Yes, of course.

If your personal computer is running the same operating system as your server, you can just transfer the precompiled binaries from your computer to the server via SFTP.

It is unlikely however that your server is running the same operating system as your personal computer. You should therefore download the appropriate binaries for the server's operating system from NCBI (http://www.ncbi.nlm.nih.gov/Traces/s...?view=software). You can use the wget command to place them directly on your server, rather than taking the extra step of downloading them onto your computer and then transferring them to your server.

Here is an example of a set of commands to install fastq-dump in your home directory on your server. In this example, the server is running the CentOS operating system.

wget --no-check-certificate http://ftp-trace.ncbi.nlm.nih.gov/sr...linux64.tar.gz
tar xzvf sratoolkit.2.3.5-2-centos_linux64.tar.gz
cd sratoolkit.2.3.5-2-centos_linux64/bin/
fastq-dump

To avoid having to enter the full path to fastq-dump, you should add the path to your $PATH environment variable in your .bash_profile file (if you are using the BASH shell).

PATH=$PATH:$HOME/sratoolkit.2.3.5-2-centos_linux64/bin/
export PATH

You'll need to logout and log back in, or type the following command for the new settings to take effect.

source ~/.bash_profile

Space problem too.

Thanks for the reply, blancha. I am looking into transferring it via the helpful steps you provided.

The other problem I am coming up with is that although the fastq-dump command works on my personal computer, the fastq files are huge (~27GB for each one). It quickly took over my space.

My next step is to convert the fastq files to BAM files. Do you think these BAM files will be smaller than the fastq files? So that each time I create a BAM files, I could delete its fastq and have enough room on my personal computer?
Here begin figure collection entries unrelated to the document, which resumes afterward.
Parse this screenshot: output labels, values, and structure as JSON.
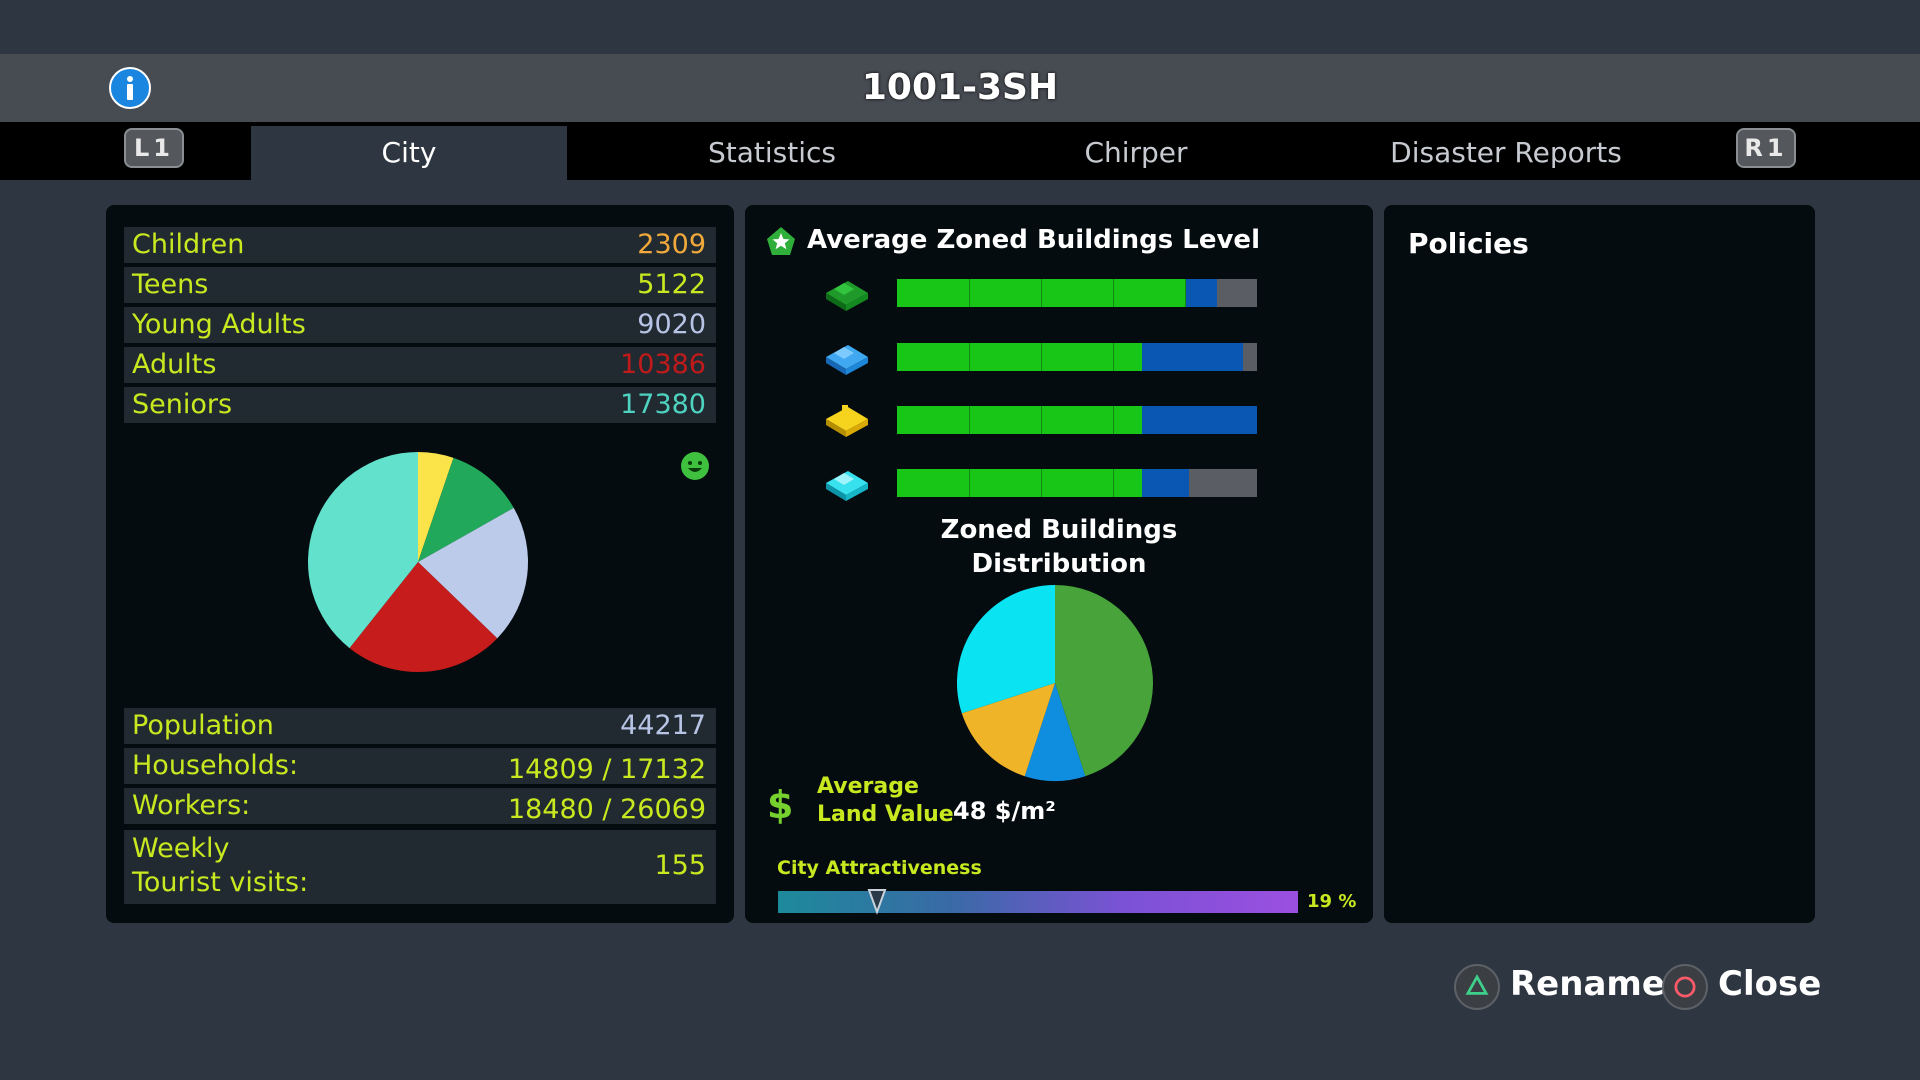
{
  "header": {
    "title": "1001-3SH",
    "info_icon": "info-icon"
  },
  "tabs": {
    "left_shoulder": "L1",
    "right_shoulder": "R1",
    "items": [
      {
        "label": "City",
        "active": true
      },
      {
        "label": "Statistics",
        "active": false
      },
      {
        "label": "Chirper",
        "active": false
      },
      {
        "label": "Disaster Reports",
        "active": false
      }
    ]
  },
  "population": {
    "age_groups": [
      {
        "label": "Children",
        "value": "2309",
        "color": "#f2a93b"
      },
      {
        "label": "Teens",
        "value": "5122",
        "color": "#c8e81f"
      },
      {
        "label": "Young Adults",
        "value": "9020",
        "color": "#b8c4e6"
      },
      {
        "label": "Adults",
        "value": "10386",
        "color": "#c01a1a"
      },
      {
        "label": "Seniors",
        "value": "17380",
        "color": "#4ed3c1"
      }
    ],
    "happiness_icon": "smiley-icon",
    "stats": [
      {
        "label": "Population",
        "value": "44217"
      },
      {
        "label": "Households:",
        "value": "14809 / 17132"
      },
      {
        "label": "Workers:",
        "value": "18480 / 26069"
      },
      {
        "label_line1": "Weekly",
        "label_line2": "Tourist visits:",
        "value": "155"
      }
    ]
  },
  "chart_data": [
    {
      "type": "pie",
      "categories": [
        "Children",
        "Teens",
        "Young Adults",
        "Adults",
        "Seniors"
      ],
      "values": [
        2309,
        5122,
        9020,
        10386,
        17380
      ],
      "colors": [
        "#fbe34a",
        "#21a85a",
        "#bccbea",
        "#c61c1c",
        "#62e1cc"
      ]
    },
    {
      "type": "bar",
      "title": "Average Zoned Buildings Level",
      "categories": [
        "residential",
        "commercial",
        "industrial",
        "office"
      ],
      "series": [
        {
          "values": [
            4,
            3.4,
            3.4,
            3.4
          ]
        },
        {
          "values": [
            0.45,
            1.4,
            1.65,
            0.65
          ]
        }
      ],
      "ylim": [
        0,
        5
      ],
      "icons": [
        "residential-zone-icon",
        "commercial-zone-icon",
        "industrial-zone-icon",
        "office-zone-icon"
      ]
    },
    {
      "type": "pie",
      "title": "Zoned Buildings Distribution",
      "categories": [
        "residential",
        "commercial",
        "industrial",
        "office"
      ],
      "values": [
        45,
        10,
        15,
        30
      ],
      "colors": [
        "#47a33a",
        "#0f8ee0",
        "#f0b428",
        "#0ae4f2"
      ]
    }
  ],
  "zoned": {
    "title": "Average Zoned Buildings Level",
    "distribution_title_line1": "Zoned Buildings",
    "distribution_title_line2": "Distribution"
  },
  "land_value": {
    "label_line1": "Average",
    "label_line2": "Land Value",
    "value": "48 $/m²",
    "icon": "dollar-icon"
  },
  "attractiveness": {
    "label": "City Attractiveness",
    "percent_text": "19 %",
    "value": 0.19
  },
  "policies": {
    "title": "Policies"
  },
  "footer": {
    "rename_label": "Rename",
    "close_label": "Close"
  }
}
I plan to use the program DESeq to analyze ~10 BAM files. So, if there is a more efficient and space-saving way for me to convert all the .sra files to BAM files, I would consider alternatives too...
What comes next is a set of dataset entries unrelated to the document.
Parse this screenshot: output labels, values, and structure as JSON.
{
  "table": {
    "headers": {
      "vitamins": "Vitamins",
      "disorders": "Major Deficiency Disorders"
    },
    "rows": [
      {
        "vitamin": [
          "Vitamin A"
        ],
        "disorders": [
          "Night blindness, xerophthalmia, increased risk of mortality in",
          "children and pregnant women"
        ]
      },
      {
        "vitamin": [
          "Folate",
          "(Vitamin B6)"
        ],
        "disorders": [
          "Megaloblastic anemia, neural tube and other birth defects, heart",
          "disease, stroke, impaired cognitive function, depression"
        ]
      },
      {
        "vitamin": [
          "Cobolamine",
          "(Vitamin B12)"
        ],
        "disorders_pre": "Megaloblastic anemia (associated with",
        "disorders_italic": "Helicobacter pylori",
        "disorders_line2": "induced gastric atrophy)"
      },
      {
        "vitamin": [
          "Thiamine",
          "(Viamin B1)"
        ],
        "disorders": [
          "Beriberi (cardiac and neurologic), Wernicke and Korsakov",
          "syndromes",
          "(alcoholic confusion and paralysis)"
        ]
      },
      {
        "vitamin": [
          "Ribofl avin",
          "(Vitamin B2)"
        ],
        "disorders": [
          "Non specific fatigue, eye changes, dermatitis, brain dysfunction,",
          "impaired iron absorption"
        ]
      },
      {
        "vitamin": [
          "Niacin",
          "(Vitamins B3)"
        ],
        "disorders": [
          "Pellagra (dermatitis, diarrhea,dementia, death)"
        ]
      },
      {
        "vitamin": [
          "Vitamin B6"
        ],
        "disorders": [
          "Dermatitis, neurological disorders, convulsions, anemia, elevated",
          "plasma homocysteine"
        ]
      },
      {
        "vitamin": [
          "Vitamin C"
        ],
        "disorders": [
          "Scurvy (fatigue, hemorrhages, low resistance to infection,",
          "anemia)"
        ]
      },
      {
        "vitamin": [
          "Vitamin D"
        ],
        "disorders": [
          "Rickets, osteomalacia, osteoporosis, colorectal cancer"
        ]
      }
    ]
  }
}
If the fastq files in question aren't compressed then the BAM files will definitely be smaller (if the fastq files are gzipped, then the BAM files will probably be a bit bigger, since they contain added information). If you really want, you can even delete the BAM files after counting (with featureCounts or htseq-count), since it's the counts that are used by DESeq (use DESeq2 rather than DESeq).

dpryan, many thanks for your reply.

I think the fastq files are not compressed, because there is no extension. They are just named SRRXXXX.fastq. So, hopefully the BAM files will be smaller. Is that the right thinking?
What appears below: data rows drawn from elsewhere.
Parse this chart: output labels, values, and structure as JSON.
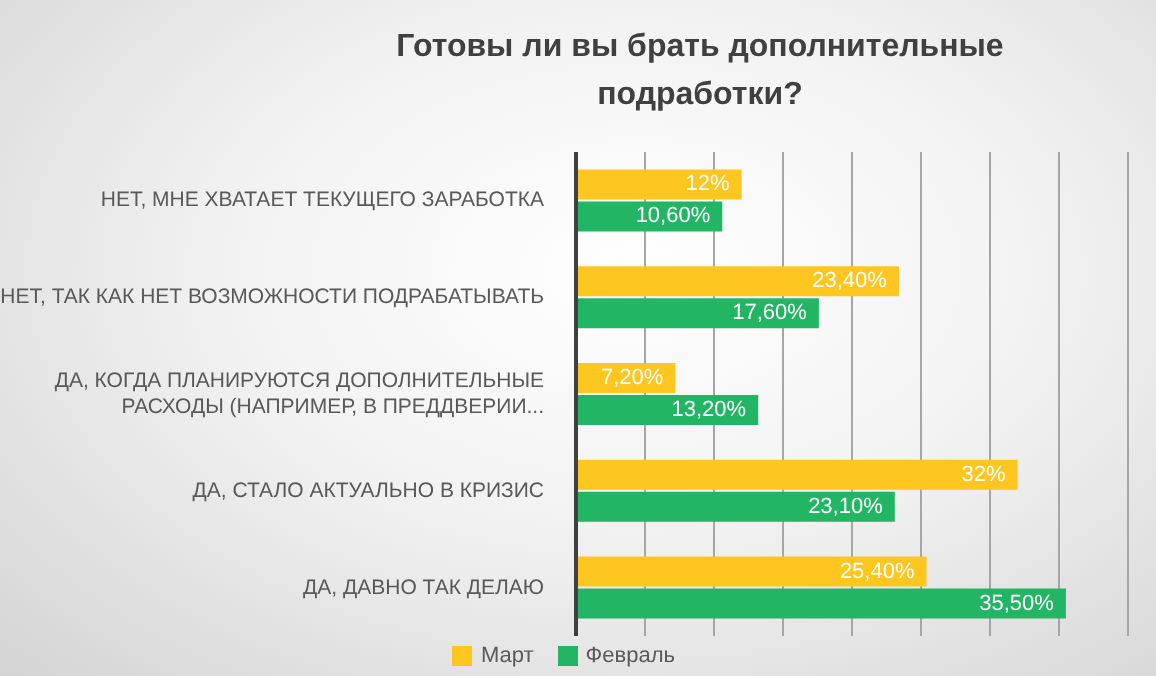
{
  "chart_data": {
    "type": "bar",
    "orientation": "horizontal",
    "title": "Готовы ли вы брать дополнительные подработки?",
    "categories": [
      "НЕТ, МНЕ ХВАТАЕТ ТЕКУЩЕГО ЗАРАБОТКА",
      "НЕТ, ТАК КАК НЕТ ВОЗМОЖНОСТИ ПОДРАБАТЫВАТЬ",
      "ДА, КОГДА ПЛАНИРУЮТСЯ ДОПОЛНИТЕЛЬНЫЕ РАСХОДЫ (НАПРИМЕР, В ПРЕДДВЕРИИ...",
      "ДА, СТАЛО  АКТУАЛЬНО В КРИЗИС",
      "ДА, ДАВНО ТАК ДЕЛАЮ"
    ],
    "series": [
      {
        "name": "Март",
        "color": "#ffc620",
        "values": [
          12,
          23.4,
          7.2,
          32,
          25.4
        ],
        "value_labels": [
          "12%",
          "23,40%",
          "7,20%",
          "32%",
          "25,40%"
        ]
      },
      {
        "name": "Февраль",
        "color": "#22b664",
        "values": [
          10.6,
          17.6,
          13.2,
          23.1,
          35.5
        ],
        "value_labels": [
          "10,60%",
          "17,60%",
          "13,20%",
          "23,10%",
          "35,50%"
        ]
      }
    ],
    "grid": "x",
    "legend": "bottom",
    "tick_labels": "y"
  }
}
When I look at the manual for DESeq, it seems that only the SAM files are needed as input for htseq-count. Should I even use BAM files? I was thinking of using the following two steps after doing a bit of research. Do you think these are good programs?

- Picard 'FastqToSam'
- Galaxy 'SamToBam' (only if I need BAM files in the first place).

Also, I did not even look into DESeq2. I will check that out as well. Thanks for the advice. Would it be a huge problem if I tried on DESeq first (as I have read the manual, and this is mostly for me to get my feet wet with the process, not for publishing or anything! ))

The SAM files would be even bigger than the fastq files, so you really don't want to have them around!

FastqToSam will be absolutely useless for you and the BAM files produced from that will also be completely useless. You don't want to convert file formats, but rather map the reads to the genome with a tool like tophat2 or STAR. I can't give any advice on doing that using Galaxy.

If you're just starting off then that's all the more reason to just go directly to DESeq2 It's actually easier to use than DESeq and the results will be better.

You're skipping an essential step.
You need to generate the BAM files by aligning the reads to a reference genome first.
Picard's FastToSam will just convert the FASTQ files to the unaligned SAM format.
You cannot run htseq-count on these unaligned SAM files.
In fact, I'm not even sure when this unaligned SAM format would be useful, although there must be cases where the program is useful, since it exists.

If this is RNA-Seq data, you could use TopHat to align the reads to the reference genome.
If is it ChIP-Seq data, you could use bowtie2 directly to align the reads to the reference genome.

I concur with dpryan that you should be using DESeq2 and not DESeq.

RNA-Seq data analysis steps
1. Align to reference genome with TopHat
2. Count aligned read with htseq-count
3. Calculate differential expression with DESeq2.

I'm skipping some extra quality control steps.
I first verify the quality of the FASTQ files with FASTQC.
If necessary, I trim low quality bases and adapter sequences.
I also check the quality of the alignment with RNA-SeQC.
Since this data was found online, the quality control steps may already have been performed and may not be necessary.